I am therefore playing in-between these states, to explore dissonance that arises from this process through memory and reflecting on how we respond somatically as our internal landscapes change.

What arises are questions of transitory space, as you move from state to another, as you are transposed, what is left: a memory? a voice? or a frequency?

Eitan Ritz is an artist, dancer and composer exploring bodies and space as sites of congealment. His interests centre around how we foment a sense of home through daily circadian rhythms. He sees the body as the site of these processes and looks to explore its potential for proprioception. This interest is in part indebted to growing up in a Jewish household where diasporic thinking has played a crucial role in how Ritz relates to space. His family constantly had to re-create a sense of home since fleeing Europe and adapting to life in various cultures, until finally settling in Australia.

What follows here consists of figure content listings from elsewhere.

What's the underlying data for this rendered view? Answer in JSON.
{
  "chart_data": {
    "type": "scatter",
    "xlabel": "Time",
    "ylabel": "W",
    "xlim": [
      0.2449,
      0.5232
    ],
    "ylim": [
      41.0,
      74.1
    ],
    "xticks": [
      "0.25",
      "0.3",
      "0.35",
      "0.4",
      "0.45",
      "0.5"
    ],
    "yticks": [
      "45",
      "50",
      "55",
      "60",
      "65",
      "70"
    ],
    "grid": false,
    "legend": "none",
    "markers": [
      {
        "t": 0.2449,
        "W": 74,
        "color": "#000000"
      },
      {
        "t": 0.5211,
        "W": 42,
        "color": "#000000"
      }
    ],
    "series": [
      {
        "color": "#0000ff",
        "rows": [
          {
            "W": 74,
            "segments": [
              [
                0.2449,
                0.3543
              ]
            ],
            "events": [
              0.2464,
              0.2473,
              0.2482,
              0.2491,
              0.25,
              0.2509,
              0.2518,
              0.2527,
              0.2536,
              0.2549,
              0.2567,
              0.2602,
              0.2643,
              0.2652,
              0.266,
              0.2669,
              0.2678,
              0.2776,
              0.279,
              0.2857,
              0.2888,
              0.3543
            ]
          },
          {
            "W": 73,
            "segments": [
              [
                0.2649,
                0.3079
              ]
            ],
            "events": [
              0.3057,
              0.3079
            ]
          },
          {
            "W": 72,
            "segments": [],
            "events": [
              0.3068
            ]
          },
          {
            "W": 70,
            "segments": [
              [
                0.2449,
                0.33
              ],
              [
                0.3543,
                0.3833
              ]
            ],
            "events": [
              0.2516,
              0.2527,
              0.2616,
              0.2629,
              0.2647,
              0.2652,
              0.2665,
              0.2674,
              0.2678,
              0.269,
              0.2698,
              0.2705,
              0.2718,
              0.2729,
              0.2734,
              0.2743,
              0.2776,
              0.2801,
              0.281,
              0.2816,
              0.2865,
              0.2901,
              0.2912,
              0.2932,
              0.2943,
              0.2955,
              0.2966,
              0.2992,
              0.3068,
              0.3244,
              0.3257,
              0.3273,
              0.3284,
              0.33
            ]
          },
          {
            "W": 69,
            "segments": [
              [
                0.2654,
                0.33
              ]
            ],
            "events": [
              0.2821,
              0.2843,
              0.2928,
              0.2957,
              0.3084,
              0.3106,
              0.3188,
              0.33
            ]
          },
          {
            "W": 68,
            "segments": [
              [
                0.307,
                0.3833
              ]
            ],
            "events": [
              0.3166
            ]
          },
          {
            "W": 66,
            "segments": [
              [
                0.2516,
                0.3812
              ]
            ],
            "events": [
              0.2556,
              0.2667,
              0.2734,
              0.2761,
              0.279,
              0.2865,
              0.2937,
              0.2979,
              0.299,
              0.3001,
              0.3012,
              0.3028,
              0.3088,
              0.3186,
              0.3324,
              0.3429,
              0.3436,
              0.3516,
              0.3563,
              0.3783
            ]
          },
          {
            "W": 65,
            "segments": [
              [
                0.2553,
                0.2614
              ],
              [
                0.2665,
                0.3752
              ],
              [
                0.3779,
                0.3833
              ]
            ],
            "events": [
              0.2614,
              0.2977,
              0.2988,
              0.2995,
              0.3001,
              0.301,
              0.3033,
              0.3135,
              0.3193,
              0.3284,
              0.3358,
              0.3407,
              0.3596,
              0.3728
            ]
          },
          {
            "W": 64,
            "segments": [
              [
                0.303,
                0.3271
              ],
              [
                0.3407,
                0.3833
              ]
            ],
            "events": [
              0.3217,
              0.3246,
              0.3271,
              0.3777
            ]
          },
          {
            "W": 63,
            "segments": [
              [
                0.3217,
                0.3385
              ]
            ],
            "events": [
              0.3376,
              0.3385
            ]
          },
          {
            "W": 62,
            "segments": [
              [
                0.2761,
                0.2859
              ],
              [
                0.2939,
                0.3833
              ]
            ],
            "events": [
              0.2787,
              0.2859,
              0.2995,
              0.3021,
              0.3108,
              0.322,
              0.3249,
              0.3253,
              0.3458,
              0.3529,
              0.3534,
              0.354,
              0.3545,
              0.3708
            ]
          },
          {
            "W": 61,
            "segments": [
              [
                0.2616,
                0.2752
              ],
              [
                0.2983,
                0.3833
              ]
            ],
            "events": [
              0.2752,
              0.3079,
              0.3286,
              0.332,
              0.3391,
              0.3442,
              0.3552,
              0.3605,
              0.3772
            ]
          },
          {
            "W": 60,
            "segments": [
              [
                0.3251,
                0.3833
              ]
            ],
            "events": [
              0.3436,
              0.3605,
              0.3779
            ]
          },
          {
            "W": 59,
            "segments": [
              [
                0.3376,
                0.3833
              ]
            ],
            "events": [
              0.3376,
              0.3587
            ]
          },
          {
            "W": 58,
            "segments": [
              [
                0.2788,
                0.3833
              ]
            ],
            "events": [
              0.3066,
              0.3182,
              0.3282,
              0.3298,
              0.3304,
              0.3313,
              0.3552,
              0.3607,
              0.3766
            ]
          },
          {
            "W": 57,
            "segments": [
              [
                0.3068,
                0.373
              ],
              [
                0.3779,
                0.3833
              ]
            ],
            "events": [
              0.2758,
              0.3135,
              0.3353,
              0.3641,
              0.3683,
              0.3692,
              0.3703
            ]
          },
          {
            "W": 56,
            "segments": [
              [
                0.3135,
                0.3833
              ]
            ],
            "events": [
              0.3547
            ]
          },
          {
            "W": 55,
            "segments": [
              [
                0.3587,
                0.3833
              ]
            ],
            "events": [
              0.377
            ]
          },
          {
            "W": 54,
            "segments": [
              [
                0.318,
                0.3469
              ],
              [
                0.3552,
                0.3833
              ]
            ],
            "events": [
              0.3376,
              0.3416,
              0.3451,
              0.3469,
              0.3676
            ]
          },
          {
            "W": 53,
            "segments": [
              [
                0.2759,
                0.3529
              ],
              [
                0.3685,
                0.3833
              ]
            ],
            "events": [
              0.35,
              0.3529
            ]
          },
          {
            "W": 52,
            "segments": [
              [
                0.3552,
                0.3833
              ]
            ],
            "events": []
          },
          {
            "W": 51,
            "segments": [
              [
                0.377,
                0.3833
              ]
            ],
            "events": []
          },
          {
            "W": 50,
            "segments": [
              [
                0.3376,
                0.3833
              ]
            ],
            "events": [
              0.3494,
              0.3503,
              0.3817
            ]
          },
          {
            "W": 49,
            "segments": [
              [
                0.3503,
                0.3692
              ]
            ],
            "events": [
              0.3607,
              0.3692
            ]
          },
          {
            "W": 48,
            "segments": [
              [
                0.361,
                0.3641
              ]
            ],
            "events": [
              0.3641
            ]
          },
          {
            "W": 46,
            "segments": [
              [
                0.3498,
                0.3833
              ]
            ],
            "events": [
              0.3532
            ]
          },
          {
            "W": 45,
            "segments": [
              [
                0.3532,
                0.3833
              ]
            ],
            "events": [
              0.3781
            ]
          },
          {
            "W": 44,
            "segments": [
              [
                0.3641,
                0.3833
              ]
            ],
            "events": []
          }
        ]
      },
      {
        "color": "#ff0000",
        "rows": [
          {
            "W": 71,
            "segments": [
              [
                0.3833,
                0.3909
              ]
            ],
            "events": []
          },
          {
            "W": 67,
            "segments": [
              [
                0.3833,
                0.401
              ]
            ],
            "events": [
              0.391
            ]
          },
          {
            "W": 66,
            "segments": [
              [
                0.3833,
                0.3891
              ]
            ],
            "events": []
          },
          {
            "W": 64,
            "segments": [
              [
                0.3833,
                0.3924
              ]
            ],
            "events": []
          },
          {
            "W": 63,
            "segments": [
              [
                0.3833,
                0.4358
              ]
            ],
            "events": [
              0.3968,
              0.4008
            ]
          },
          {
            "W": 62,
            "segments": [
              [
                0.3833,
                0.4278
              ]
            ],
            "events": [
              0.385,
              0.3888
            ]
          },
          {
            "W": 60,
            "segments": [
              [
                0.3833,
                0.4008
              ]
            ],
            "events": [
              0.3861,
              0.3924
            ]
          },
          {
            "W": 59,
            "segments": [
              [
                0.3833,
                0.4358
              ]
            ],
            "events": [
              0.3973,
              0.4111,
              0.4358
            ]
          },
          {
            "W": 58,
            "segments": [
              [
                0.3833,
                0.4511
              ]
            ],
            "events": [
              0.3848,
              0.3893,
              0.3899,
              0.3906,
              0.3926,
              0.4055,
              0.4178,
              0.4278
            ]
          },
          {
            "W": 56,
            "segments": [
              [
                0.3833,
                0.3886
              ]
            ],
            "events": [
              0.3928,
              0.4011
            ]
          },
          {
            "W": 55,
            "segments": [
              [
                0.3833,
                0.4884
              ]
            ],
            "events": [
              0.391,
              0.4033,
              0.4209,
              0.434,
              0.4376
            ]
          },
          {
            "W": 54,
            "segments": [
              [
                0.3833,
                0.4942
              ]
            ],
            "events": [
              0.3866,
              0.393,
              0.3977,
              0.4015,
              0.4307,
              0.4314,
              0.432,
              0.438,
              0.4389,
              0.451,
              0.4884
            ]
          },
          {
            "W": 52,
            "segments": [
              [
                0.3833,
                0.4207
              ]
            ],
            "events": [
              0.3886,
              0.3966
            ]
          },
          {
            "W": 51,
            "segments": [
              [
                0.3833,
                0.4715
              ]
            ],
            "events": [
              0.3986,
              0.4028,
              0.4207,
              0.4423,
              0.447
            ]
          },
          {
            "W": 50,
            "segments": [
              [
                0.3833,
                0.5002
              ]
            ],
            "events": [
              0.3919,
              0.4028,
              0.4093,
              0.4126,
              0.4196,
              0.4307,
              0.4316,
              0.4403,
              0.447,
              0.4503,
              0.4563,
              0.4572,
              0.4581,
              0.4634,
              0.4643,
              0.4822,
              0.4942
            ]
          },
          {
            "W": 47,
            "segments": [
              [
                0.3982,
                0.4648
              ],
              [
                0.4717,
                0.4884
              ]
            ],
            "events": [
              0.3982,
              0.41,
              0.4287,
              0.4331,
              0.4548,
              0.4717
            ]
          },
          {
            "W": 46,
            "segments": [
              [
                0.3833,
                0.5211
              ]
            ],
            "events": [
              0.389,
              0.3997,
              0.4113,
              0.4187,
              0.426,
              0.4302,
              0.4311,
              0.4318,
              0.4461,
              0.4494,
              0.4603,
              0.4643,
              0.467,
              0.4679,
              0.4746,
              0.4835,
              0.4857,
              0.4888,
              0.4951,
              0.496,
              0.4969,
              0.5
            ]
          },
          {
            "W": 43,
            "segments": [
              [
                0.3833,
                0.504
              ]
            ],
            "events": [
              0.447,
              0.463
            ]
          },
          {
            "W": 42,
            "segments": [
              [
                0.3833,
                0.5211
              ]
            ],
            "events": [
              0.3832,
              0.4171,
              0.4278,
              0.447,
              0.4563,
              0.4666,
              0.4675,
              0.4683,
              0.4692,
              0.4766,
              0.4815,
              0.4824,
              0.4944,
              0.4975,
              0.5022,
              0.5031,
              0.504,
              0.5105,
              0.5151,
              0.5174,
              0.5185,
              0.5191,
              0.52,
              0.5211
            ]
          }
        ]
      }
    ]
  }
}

Ritz completed his Bachelor’s in Fine Arts (Visual Arts) at the Victorian College of the Arts in 2014, where he first began to consider the body and the everyday as sites of exploration and creation. This led him to spend 2016 studying the dance compositions of Noa Eshkol through the Eshkol-Wachmann (EW) Movement Notation in Israel. There, Ritz gained an introspection into the moving body and developed a fascination with the role of language within. This interest convinced him to study a Master’s in Applied Linguistics in 2018, through which he could re-contextualise dance and sound from the lens of language.

Throughout his time with GlogauAIR, Ritz has worked to draw out all these threads: the body, language and sound — to explore what locates and dis-locates his sense of home. He has been excited by how our sounds and gestures are a subconscious embodiment of space which situates us in both abstract space and a historically contingent landscape.